DeveloperWeek was a blast and I’m very thankful I had the opportunity to go. Shoutout to Sherry Bastion, my manager, for sending me out there! This was my first big conference as as a newbie in the workforce. Overall I was pleased with how it turned out.
Of those 50 sessions, the ones that stood out to me were:
- The Ignored Voices in Product Design: Your Development Team by Peter Pezaris
- The Future of Front-End Frameworks by Minko Gechev
- One Team, One Dream? Gaining Cross-Functional Buy-In by Caroling Lee
- Modern React Design Patterns by Morten Barklund
- From Coding to Managing: What I’ve Learned so Far by Israel Heringer
- Progressive Web Apps Are the Future by Alain Chautard
- HackerRank – Developer Trends in 2020 and Beyond; Research from the World’s Most Trusted Source by Vivek Ravisankar
- Winning Internal Negotiations by Shane Ray Martin
- GitHub – The Interconnected Developer Community and the Evolution of Software Productivity by Rachel Potvin
Saturday the floodgates opened into Galvanize SF, the Hackathon venue. Our team gathered and immediately explored the challenges available. We honed in on the TomTom challenge, which was to build an application that helped eliminate food waste using location technology from TomTom. This would be the most viable challenge given our skillsets: a designer, a frontend developer, and a back-end developer.
Our solution was a simple progressive web app built ontop of Gatsby + NodeJS. The challenges we faced were: poor TomTom API documentation, poor TomTom Web API support, and a lack of time. The result was a basic application that utilized Material UI with Express endpoints to fetch data from a MySQL server.
I gained a lot of valuable insight in the process and met two wonderful people living in the Bay Area. Overall, I would say that this Hackathon went well. If we really wanted to win, I would say that we’d want to have: our team selected beforehand, a gameplan thought-out beforehand, and a more comfortable workspace. The challenges were visible for weeks beforehand, so a competitive team could have had a lot of scaffolding, if not an entire application, done way before my team and I even met.

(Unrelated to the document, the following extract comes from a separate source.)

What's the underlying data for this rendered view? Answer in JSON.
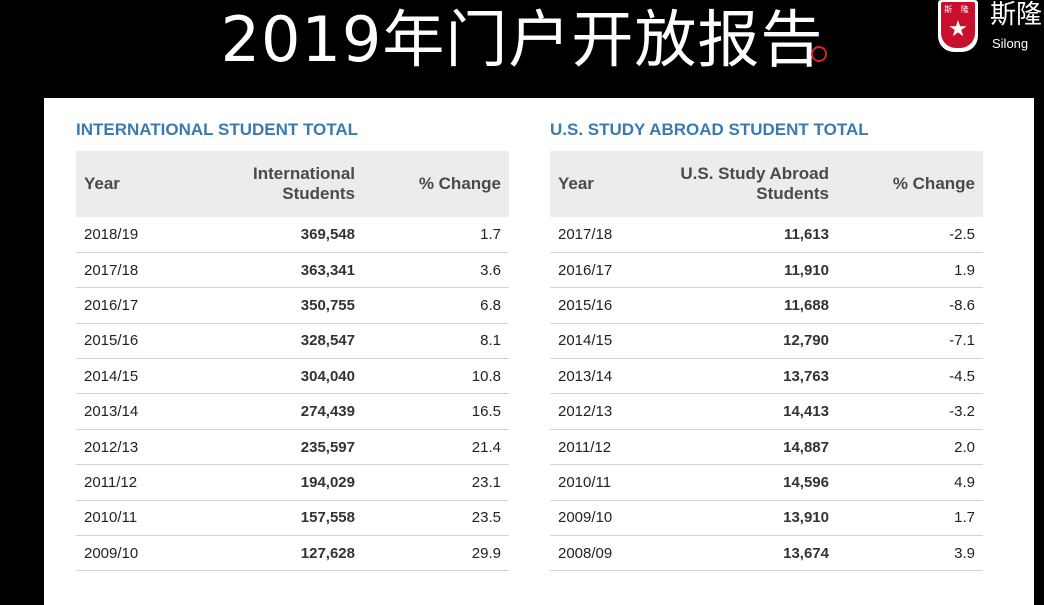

I, like many others, absolutely love California. I found the vibe in the Bay Area especially interesting, compared to the time I’ve spent in Los Angeles. I was excited that the conference in Oakland was right next to a BART station, only 15-20 minutes from San Francisco. The first day of the conference was a bit more slim in terms of sessions compared to the rest, so I took the opportunity to hop on the BART alongside the morning commuters into the city. I hopped off at Embarcadero Station and walked along the coast for a few miles. The views were spectacular and I found myself envying the people in offices along the oceanside warehouses.
It goes without saying that tech culture thrives in San Francisco. Walking alongside buildings you immediately notice the magnitude of familiar logos: Slack, IBM, LinkedIn, Salesforce, WeWork, the list goes on and on. I can’t attest to what living there feels like, but something about the presence of these companies felt moving.
Lastly, how could I not mention the food. I was lucky enough to be staying next to Swan’s Marketplace, a hot-bed of eclectic eateries. My favorite spot was Cosecha where I found myself devouring pork belly tacos two days in a row.
In the end, I walked away with new exeriences, a few new friends, and a plethora of information. I can’t wait for another chance to visit the Bay Area and another chance to get out of my comfort zone and participate in a hackathon.